Finished up Radiology rotation today! This was a 2-week long elective that is strongly recommended by our Regional Dean for each of us to take as 3rd year students. I worked closely with Interventional Radiologists (IR), Neuroradiologists, and Diagnostic Radiologists. I was surprised by how much freedom was granted during this rotation, oftentimes I would show up at 8:30am, check the procedure schedule for the day, and then decide which Rad doc I should hang out with. As I grew more comfortable with each of them, I floated among them throughout the day, trying to take advantage of each of their skill sets. While working w/ the IR docs I was able to scrub in and do procedures. When working with the Neurorad docs I got grilled on anatomy and imaging, but was taught how to read Chest X-rays and how to r/o BAD things. Overall I was pretty surprised by how much I enjoyed Radiology, I did not expect to get consumed by looking at images all day, but when they tell a story, it can get pretty interesting.

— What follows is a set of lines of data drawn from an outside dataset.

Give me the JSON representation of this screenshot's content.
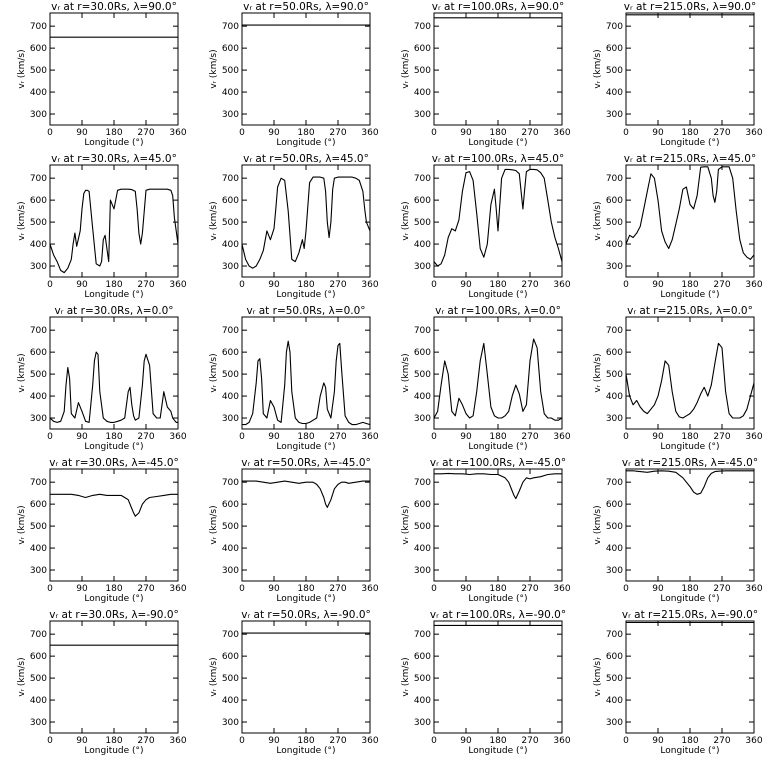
{
  "figure": {
    "background": "#ffffff",
    "line_color": "#000000"
  },
  "chart_data": {
    "type": "line",
    "grid": false,
    "xlabel": "Longitude (°)",
    "ylabel": "vᵣ (km/s)",
    "xlim": [
      0,
      360
    ],
    "ylim": [
      250,
      760
    ],
    "xticks": [
      0,
      90,
      180,
      270,
      360
    ],
    "yticks": [
      300,
      400,
      500,
      600,
      700
    ],
    "radii": [
      "30.0",
      "50.0",
      "100.0",
      "215.0"
    ],
    "latitudes": [
      "90.0",
      "45.0",
      "0.0",
      "-45.0",
      "-90.0"
    ],
    "panels": [
      {
        "title": "vᵣ at r=30.0Rs, λ=90.0°",
        "x": [
          0,
          360
        ],
        "y": [
          650,
          650
        ]
      },
      {
        "title": "vᵣ at r=50.0Rs, λ=90.0°",
        "x": [
          0,
          360
        ],
        "y": [
          705,
          705
        ]
      },
      {
        "title": "vᵣ at r=100.0Rs, λ=90.0°",
        "x": [
          0,
          360
        ],
        "y": [
          738,
          738
        ]
      },
      {
        "title": "vᵣ at r=215.0Rs, λ=90.0°",
        "x": [
          0,
          360
        ],
        "y": [
          752,
          752
        ]
      },
      {
        "title": "vᵣ at r=30.0Rs, λ=45.0°",
        "x": [
          0,
          10,
          20,
          30,
          40,
          50,
          60,
          65,
          70,
          75,
          85,
          90,
          95,
          100,
          105,
          110,
          120,
          130,
          140,
          145,
          150,
          155,
          160,
          165,
          170,
          180,
          190,
          200,
          210,
          220,
          230,
          240,
          245,
          250,
          255,
          260,
          270,
          280,
          290,
          300,
          310,
          320,
          330,
          340,
          345,
          350,
          360
        ],
        "y": [
          400,
          350,
          320,
          280,
          270,
          290,
          330,
          400,
          450,
          390,
          460,
          560,
          630,
          645,
          645,
          640,
          470,
          310,
          300,
          320,
          420,
          440,
          380,
          320,
          600,
          560,
          645,
          650,
          650,
          650,
          648,
          640,
          560,
          450,
          400,
          450,
          645,
          650,
          650,
          650,
          650,
          650,
          650,
          645,
          620,
          520,
          400
        ]
      },
      {
        "title": "vᵣ at r=50.0Rs, λ=45.0°",
        "x": [
          0,
          10,
          20,
          30,
          40,
          50,
          60,
          70,
          80,
          90,
          95,
          100,
          110,
          120,
          130,
          140,
          150,
          160,
          170,
          175,
          180,
          190,
          200,
          210,
          220,
          230,
          235,
          240,
          245,
          250,
          255,
          260,
          270,
          280,
          290,
          300,
          310,
          320,
          330,
          340,
          345,
          350,
          360
        ],
        "y": [
          400,
          330,
          300,
          290,
          300,
          330,
          370,
          460,
          420,
          470,
          560,
          660,
          700,
          690,
          550,
          330,
          320,
          360,
          420,
          380,
          460,
          680,
          705,
          705,
          705,
          700,
          640,
          500,
          430,
          500,
          650,
          700,
          705,
          705,
          705,
          705,
          705,
          700,
          690,
          640,
          560,
          500,
          460
        ]
      },
      {
        "title": "vᵣ at r=100.0Rs, λ=45.0°",
        "x": [
          0,
          10,
          20,
          30,
          40,
          50,
          60,
          70,
          80,
          90,
          100,
          110,
          120,
          130,
          140,
          150,
          160,
          170,
          175,
          180,
          190,
          200,
          210,
          220,
          230,
          240,
          245,
          250,
          255,
          260,
          270,
          280,
          290,
          300,
          310,
          320,
          330,
          340,
          350,
          360
        ],
        "y": [
          320,
          300,
          310,
          350,
          430,
          470,
          460,
          510,
          640,
          725,
          730,
          690,
          540,
          380,
          340,
          400,
          580,
          650,
          560,
          460,
          700,
          740,
          740,
          738,
          735,
          720,
          640,
          560,
          650,
          730,
          740,
          740,
          738,
          725,
          700,
          600,
          500,
          430,
          380,
          320
        ]
      },
      {
        "title": "vᵣ at r=215.0Rs, λ=45.0°",
        "x": [
          0,
          10,
          20,
          30,
          40,
          50,
          60,
          70,
          80,
          90,
          100,
          110,
          120,
          130,
          140,
          150,
          160,
          170,
          180,
          190,
          200,
          210,
          220,
          230,
          240,
          245,
          250,
          255,
          260,
          270,
          280,
          290,
          300,
          310,
          320,
          330,
          340,
          350,
          360
        ],
        "y": [
          400,
          440,
          430,
          450,
          480,
          560,
          640,
          720,
          700,
          600,
          460,
          410,
          380,
          420,
          490,
          560,
          650,
          660,
          580,
          560,
          620,
          750,
          752,
          752,
          700,
          620,
          590,
          640,
          740,
          752,
          752,
          752,
          700,
          550,
          420,
          360,
          340,
          330,
          350
        ]
      },
      {
        "title": "vᵣ at r=30.0Rs, λ=0.0°",
        "x": [
          0,
          10,
          20,
          30,
          40,
          45,
          50,
          55,
          60,
          70,
          80,
          90,
          100,
          110,
          120,
          125,
          130,
          135,
          140,
          150,
          160,
          170,
          180,
          190,
          200,
          210,
          220,
          225,
          230,
          235,
          240,
          250,
          260,
          265,
          270,
          280,
          290,
          300,
          310,
          320,
          330,
          340,
          345,
          350,
          355,
          360
        ],
        "y": [
          300,
          285,
          280,
          285,
          330,
          450,
          530,
          480,
          320,
          300,
          370,
          330,
          285,
          280,
          450,
          560,
          600,
          590,
          420,
          300,
          285,
          280,
          280,
          285,
          290,
          300,
          420,
          440,
          360,
          310,
          290,
          300,
          450,
          560,
          590,
          540,
          320,
          300,
          300,
          420,
          350,
          330,
          300,
          290,
          280,
          280
        ]
      },
      {
        "title": "vᵣ at r=50.0Rs, λ=0.0°",
        "x": [
          0,
          10,
          20,
          30,
          40,
          45,
          50,
          55,
          60,
          70,
          80,
          90,
          100,
          110,
          120,
          125,
          130,
          135,
          140,
          150,
          160,
          170,
          180,
          190,
          200,
          210,
          220,
          230,
          235,
          240,
          250,
          260,
          265,
          270,
          275,
          280,
          290,
          300,
          310,
          320,
          330,
          340,
          350,
          360
        ],
        "y": [
          270,
          270,
          280,
          320,
          460,
          560,
          570,
          480,
          320,
          300,
          380,
          350,
          290,
          280,
          450,
          600,
          650,
          600,
          420,
          300,
          280,
          275,
          275,
          280,
          290,
          300,
          400,
          460,
          440,
          340,
          300,
          420,
          560,
          630,
          640,
          520,
          310,
          280,
          270,
          270,
          275,
          280,
          275,
          270
        ]
      },
      {
        "title": "vᵣ at r=100.0Rs, λ=0.0°",
        "x": [
          0,
          10,
          20,
          30,
          40,
          50,
          60,
          70,
          80,
          90,
          100,
          110,
          120,
          130,
          140,
          150,
          160,
          170,
          180,
          190,
          200,
          210,
          220,
          230,
          240,
          250,
          260,
          270,
          280,
          290,
          300,
          310,
          320,
          330,
          340,
          350,
          360
        ],
        "y": [
          300,
          330,
          450,
          560,
          500,
          330,
          310,
          390,
          360,
          320,
          300,
          310,
          420,
          560,
          640,
          500,
          350,
          310,
          300,
          300,
          310,
          330,
          400,
          450,
          410,
          330,
          360,
          560,
          660,
          620,
          420,
          320,
          300,
          300,
          290,
          290,
          300
        ]
      },
      {
        "title": "vᵣ at r=215.0Rs, λ=0.0°",
        "x": [
          0,
          10,
          20,
          30,
          40,
          50,
          60,
          70,
          80,
          90,
          100,
          110,
          120,
          130,
          140,
          150,
          160,
          170,
          180,
          190,
          200,
          210,
          220,
          230,
          240,
          250,
          260,
          270,
          280,
          290,
          300,
          310,
          320,
          330,
          340,
          350,
          360
        ],
        "y": [
          500,
          400,
          360,
          380,
          350,
          330,
          320,
          340,
          360,
          400,
          470,
          560,
          540,
          420,
          330,
          305,
          300,
          310,
          320,
          340,
          370,
          410,
          440,
          400,
          450,
          550,
          640,
          620,
          420,
          320,
          300,
          300,
          300,
          310,
          340,
          400,
          460
        ]
      },
      {
        "title": "vᵣ at r=30.0Rs, λ=-45.0°",
        "x": [
          0,
          20,
          40,
          60,
          80,
          90,
          100,
          120,
          140,
          160,
          180,
          200,
          210,
          220,
          230,
          235,
          240,
          250,
          260,
          270,
          280,
          300,
          320,
          340,
          360
        ],
        "y": [
          645,
          645,
          645,
          645,
          640,
          635,
          630,
          640,
          645,
          640,
          640,
          640,
          630,
          620,
          580,
          560,
          545,
          560,
          600,
          620,
          630,
          635,
          640,
          645,
          645
        ]
      },
      {
        "title": "vᵣ at r=50.0Rs, λ=-45.0°",
        "x": [
          0,
          20,
          40,
          60,
          80,
          100,
          120,
          140,
          160,
          180,
          200,
          210,
          220,
          230,
          235,
          240,
          250,
          260,
          270,
          280,
          290,
          300,
          320,
          340,
          360
        ],
        "y": [
          705,
          705,
          705,
          700,
          695,
          700,
          705,
          700,
          695,
          700,
          700,
          690,
          670,
          630,
          600,
          585,
          620,
          670,
          690,
          700,
          700,
          695,
          700,
          705,
          705
        ]
      },
      {
        "title": "vᵣ at r=100.0Rs, λ=-45.0°",
        "x": [
          0,
          20,
          40,
          60,
          80,
          100,
          120,
          140,
          160,
          180,
          200,
          210,
          220,
          225,
          230,
          240,
          250,
          260,
          270,
          280,
          300,
          320,
          340,
          360
        ],
        "y": [
          738,
          738,
          740,
          738,
          738,
          735,
          738,
          738,
          735,
          735,
          720,
          700,
          660,
          640,
          625,
          660,
          700,
          720,
          715,
          720,
          725,
          735,
          738,
          738
        ]
      },
      {
        "title": "vᵣ at r=215.0Rs, λ=-45.0°",
        "x": [
          0,
          20,
          40,
          60,
          80,
          100,
          120,
          140,
          160,
          170,
          180,
          190,
          200,
          210,
          220,
          230,
          240,
          250,
          260,
          280,
          300,
          320,
          340,
          360
        ],
        "y": [
          752,
          752,
          748,
          745,
          750,
          752,
          750,
          745,
          720,
          700,
          680,
          655,
          645,
          650,
          680,
          720,
          740,
          748,
          750,
          752,
          752,
          752,
          752,
          752
        ]
      },
      {
        "title": "vᵣ at r=30.0Rs, λ=-90.0°",
        "x": [
          0,
          360
        ],
        "y": [
          650,
          650
        ]
      },
      {
        "title": "vᵣ at r=50.0Rs, λ=-90.0°",
        "x": [
          0,
          360
        ],
        "y": [
          705,
          705
        ]
      },
      {
        "title": "vᵣ at r=100.0Rs, λ=-90.0°",
        "x": [
          0,
          360
        ],
        "y": [
          740,
          740
        ]
      },
      {
        "title": "vᵣ at r=215.0Rs, λ=-90.0°",
        "x": [
          0,
          360
        ],
        "y": [
          753,
          753
        ]
      }
    ]
  }
}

  • Hours: flexible overall, but generally anytime from 8:30am-4pm, Monday-Friday
  • What to Wear: roll out of bed and change into scrubs when you arrive.
    • Shoes: Danskos
  • What I liked about this rotation:
    • Very flexible hours. At our site you can essentially show up when you want and leave when you feel like you’ve learned enough for the day. This was truly a rotation where what you put in each day will determine how much learning you can squeeze out. There’s a lot of independence and the Rad docs don’t mind if you’re there, on the freeway, or at home.
    • Able to sit with a variety of Radiologists. I split my time 50/50 between the IR and Neurorad docs. IR does procedures all day & Neurorad diagnose and do LPs, Myelograms, Pharyngograms, and some Ultrasound.
    • Procedures! I got my hands on 4 paracentesis, 1 epidural lidocaine injection and scrubbed in for some Chest port placements (for chemotx) and chest tubes.
  • What I wish I had more of:
    • Patient interaction. But that’s just me. I found myself really wanting to know what each of these patients looked like with skin on and not just seeing their bones, tissues, and organs on a plain film.
    • More procedures. These really spice up the day.
  • Things to keep in mind:
    • Don’t be intimidated. These are some of the smartest doctors in medicine and despite their overwhelming aptitude, they were all really down to earth, laid back, and easy to talk with. I was definitely intimidated by their intelligence for the first couple days, but kept reminding myself that I was there to learn and make mistakes and it’s better to make them now than after I graduate. I also reminded myself that medicine is about teamwork and it’s crucial that each member of that team is able to communicate openly with with each other and despite your self-doubt and lack of experience, you still have something to contribute. .
  • Review if you have time:  
    • Common Bile duct anatomy, Circle of Willis, Branches of Aorta
    • Dr. Justice’s slides (very time-intensive as you all remember)
  • Advice on how to read Chest X-Rays: 
    • Everyone does this differently, but here’s what I’ve been taught:
      • Views: AP Upright/PA/Lateral
      • Indication: SOB/Chest pain
      • Priors: date of most recent chest x-ray
      • Lines present: Port/Chest tube/PICC/Telemetry
      • Evaluate Heart Size, Hemi-diaphragms, Ribs
      • Evaluate Pleural spaces, Parenchyma
      • Determine if there is Air space or Interstitial opacification
        • Air Space: patchy, lobular, poorly-defined, air bronchograms
        • Interstitial: linear, well-defined

Hope some of this is helpful! Miss you all!